Our Desires Fail Us - JP King, Sean Martindale
Human/Nature: Meditations on Material Culture, Integrated Design Program, Haliburton School of Art + Design, Fleming College | 4th Floor
Murals of photographic images of plastic wastes and garbage. Horrifically grandiose.
Burning Wolf - Chris Bahry
Human/Nature: Meditations on Material Culture, Integrated Design Program,
Haliburton School of Art + Design, Fleming College | 4th Floor
Cabinet Fantastique: Ghost City by Sonia Gemmiti + Christy Stoeten | Public Space 2nd floor
A multidisciplinary art installation - a theatrical production using mini set pieces and holographic technology. This piece is created to salute Toronto’s lost architectural heritage.
Fraktur by [R]ed[U]x Lab | Studio 206
Created by a collective of designers, Fraktur explores expansion and contraction and how they can make a static room feel alive.
Anthropocene
Art Gallery of Ontario
August 25, 2018 - January 6, 2019
January waved goodbye to Anthropocene, the culmination of an ambitious, four-year-long collaboration by the artists and filmmakers Edward Burtynsky, Jennifer Baichwal and Nicholas De Pencier. We were there four days ago, and pleasantly surprised to find crowds lining up, something you will only find, say in MOMA at New York City.
Anthropocene, a proposed epoch dating from the commencement of significant human impact on the Earth's geology and ecosystems (Wikipedia). It could have been a more stunning and reflective exhibition, had it not been the crowds and the constant movement of people. It made it hard to stand at the right distance of an almost 'in situ' image to fully realize its impact, and to give respect. We should visit the exhibition earlier, during one of its more idled days two months ago.
Burtynsky scanned the world we rarely see, its human habitats especially its wounds induced by humans, in a scale that is awe-inspiring and unprecedented. Certainly we have existing satellite images of the world, but never presented in such precise language and intricate manoeuvring. Together with the video work by Baichwal and De Pencier, Anthropocene delivers a much stronger and clearer sense of purpose: do something or lose this world.

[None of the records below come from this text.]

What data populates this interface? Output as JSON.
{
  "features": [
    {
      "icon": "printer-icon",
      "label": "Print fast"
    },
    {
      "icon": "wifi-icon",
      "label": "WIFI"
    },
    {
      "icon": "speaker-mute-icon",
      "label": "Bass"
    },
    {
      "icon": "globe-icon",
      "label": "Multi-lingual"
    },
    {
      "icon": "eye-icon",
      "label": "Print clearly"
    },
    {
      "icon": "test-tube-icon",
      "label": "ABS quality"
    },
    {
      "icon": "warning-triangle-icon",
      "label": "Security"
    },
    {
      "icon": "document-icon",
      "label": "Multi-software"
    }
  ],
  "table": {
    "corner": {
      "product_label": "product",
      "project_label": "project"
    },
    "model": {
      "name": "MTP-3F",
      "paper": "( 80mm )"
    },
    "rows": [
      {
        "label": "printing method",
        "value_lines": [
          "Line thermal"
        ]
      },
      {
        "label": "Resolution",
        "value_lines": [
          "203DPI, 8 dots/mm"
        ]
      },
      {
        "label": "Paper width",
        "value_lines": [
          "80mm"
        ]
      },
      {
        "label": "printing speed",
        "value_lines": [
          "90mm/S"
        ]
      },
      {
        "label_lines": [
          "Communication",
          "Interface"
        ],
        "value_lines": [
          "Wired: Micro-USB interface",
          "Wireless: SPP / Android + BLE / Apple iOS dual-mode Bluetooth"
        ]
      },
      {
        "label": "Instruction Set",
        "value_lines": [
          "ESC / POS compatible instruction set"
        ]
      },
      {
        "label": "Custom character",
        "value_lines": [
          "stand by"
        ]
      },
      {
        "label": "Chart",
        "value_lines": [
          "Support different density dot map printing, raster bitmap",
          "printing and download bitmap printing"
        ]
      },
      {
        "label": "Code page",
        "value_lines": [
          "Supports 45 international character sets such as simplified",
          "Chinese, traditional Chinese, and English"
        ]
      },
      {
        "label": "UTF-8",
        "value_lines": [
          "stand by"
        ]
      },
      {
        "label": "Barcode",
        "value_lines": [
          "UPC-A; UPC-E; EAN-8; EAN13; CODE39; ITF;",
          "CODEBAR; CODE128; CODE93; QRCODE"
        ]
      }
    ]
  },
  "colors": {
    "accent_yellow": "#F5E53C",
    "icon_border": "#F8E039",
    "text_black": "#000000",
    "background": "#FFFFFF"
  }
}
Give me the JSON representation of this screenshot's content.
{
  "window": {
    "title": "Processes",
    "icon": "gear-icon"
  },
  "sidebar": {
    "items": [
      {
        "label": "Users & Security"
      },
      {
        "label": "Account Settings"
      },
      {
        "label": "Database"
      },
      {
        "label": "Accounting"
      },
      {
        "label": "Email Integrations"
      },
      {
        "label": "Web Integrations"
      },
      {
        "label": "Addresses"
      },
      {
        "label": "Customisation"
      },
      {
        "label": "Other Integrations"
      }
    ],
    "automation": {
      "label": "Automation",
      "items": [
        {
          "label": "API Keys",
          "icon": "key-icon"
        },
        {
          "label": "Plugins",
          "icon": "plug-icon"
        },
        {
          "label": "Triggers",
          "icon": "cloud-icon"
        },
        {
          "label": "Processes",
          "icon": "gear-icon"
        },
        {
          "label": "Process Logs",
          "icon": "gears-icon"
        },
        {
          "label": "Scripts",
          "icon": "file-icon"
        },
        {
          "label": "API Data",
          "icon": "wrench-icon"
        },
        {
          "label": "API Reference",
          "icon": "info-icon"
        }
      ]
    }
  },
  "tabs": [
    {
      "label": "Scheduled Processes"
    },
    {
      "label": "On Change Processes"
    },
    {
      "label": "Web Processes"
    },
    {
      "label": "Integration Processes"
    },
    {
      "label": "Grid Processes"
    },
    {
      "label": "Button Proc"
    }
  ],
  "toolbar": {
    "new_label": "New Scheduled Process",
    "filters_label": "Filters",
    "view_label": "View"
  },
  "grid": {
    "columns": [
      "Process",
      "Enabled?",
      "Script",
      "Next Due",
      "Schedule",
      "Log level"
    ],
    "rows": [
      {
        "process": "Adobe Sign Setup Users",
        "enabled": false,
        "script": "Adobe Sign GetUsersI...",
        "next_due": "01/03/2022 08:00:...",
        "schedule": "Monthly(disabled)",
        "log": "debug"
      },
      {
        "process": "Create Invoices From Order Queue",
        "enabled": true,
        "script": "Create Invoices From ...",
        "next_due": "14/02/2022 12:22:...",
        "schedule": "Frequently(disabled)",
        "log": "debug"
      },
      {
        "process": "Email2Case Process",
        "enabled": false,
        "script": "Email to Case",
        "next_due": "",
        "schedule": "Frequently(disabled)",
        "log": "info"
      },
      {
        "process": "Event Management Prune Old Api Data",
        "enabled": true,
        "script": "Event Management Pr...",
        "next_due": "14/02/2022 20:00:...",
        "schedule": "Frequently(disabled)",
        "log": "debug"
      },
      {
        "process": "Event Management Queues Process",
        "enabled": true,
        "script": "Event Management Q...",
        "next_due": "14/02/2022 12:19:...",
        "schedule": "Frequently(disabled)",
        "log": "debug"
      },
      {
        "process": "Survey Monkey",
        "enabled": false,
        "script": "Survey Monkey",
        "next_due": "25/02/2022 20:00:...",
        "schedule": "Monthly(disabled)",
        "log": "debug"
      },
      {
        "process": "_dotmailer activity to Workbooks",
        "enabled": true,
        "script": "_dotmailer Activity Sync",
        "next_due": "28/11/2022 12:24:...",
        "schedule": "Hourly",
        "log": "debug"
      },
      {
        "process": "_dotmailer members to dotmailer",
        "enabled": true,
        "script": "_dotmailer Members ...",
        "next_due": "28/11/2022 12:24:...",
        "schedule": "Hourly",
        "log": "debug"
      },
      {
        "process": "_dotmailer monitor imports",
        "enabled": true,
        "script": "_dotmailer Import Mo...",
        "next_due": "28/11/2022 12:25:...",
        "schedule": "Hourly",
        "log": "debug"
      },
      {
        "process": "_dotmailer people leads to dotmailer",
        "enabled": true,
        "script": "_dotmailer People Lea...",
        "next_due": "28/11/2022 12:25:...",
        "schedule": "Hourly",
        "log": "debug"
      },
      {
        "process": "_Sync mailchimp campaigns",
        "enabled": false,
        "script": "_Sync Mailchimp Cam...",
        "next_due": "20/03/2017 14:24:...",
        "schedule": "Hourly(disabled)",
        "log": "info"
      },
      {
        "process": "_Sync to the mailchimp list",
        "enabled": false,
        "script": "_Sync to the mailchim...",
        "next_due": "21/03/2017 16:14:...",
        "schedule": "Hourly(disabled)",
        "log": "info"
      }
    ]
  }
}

If you are still wondering where the meeting point between photography and painting lies, here you might find a good example. Look in detail the coal mining in Wyoming, with snow sprinklings on the terraced mine field highlighting strips of soil being mined, it could have been mistaken for an etching, had one not known it at first as a photograph. Look even closer at the lower left corner, where a road is snaking up to the north, different shades of brown seem to be melting into each other. In another photograph, Morenci Mine #2, a scene of the copper extracting process surfacing marble-like colours leached heavy metals. From a distance, everything so golden and extravagant, pops up at once like the interior of a baroque palace, an anthropocene Renaissance. Only upon close examination the truth reveals. The next photograph, Phosphor Tailing #5 resembles a silvery impression of a big flat flower. But the most spectacular capture is the image of Uralkali Potash Mine #4. One would have to rub his eyes twice to believe these are not two gigantic coral fossils in the work site but Man-made, versus nature at its best. How can we not hail the masterpieces of man and machinery partnered to make marks on our earth in the name of progress? Industrialists and entrepreneurs proudly hang these works of art in their conference rooms - for aesthetic pleasure and educational functionality.
There is enormous effort and financial liability in keeping projects like Anthropocene going. But thanks to this accomplished project, all of us can now bear witness to our deeds. While struck by the utter beauty these photographs apparently carry, underneath lies another layer of inevitable lose and fear. It feels almost like looking at a love/hate self-portrait of our naked selves, thinking, "how many more of these bite marks can the body endure?". Shall we just happily take in what Sylvia Plath said in her Lady Lazarus, "Dying / Is an art, like everything else."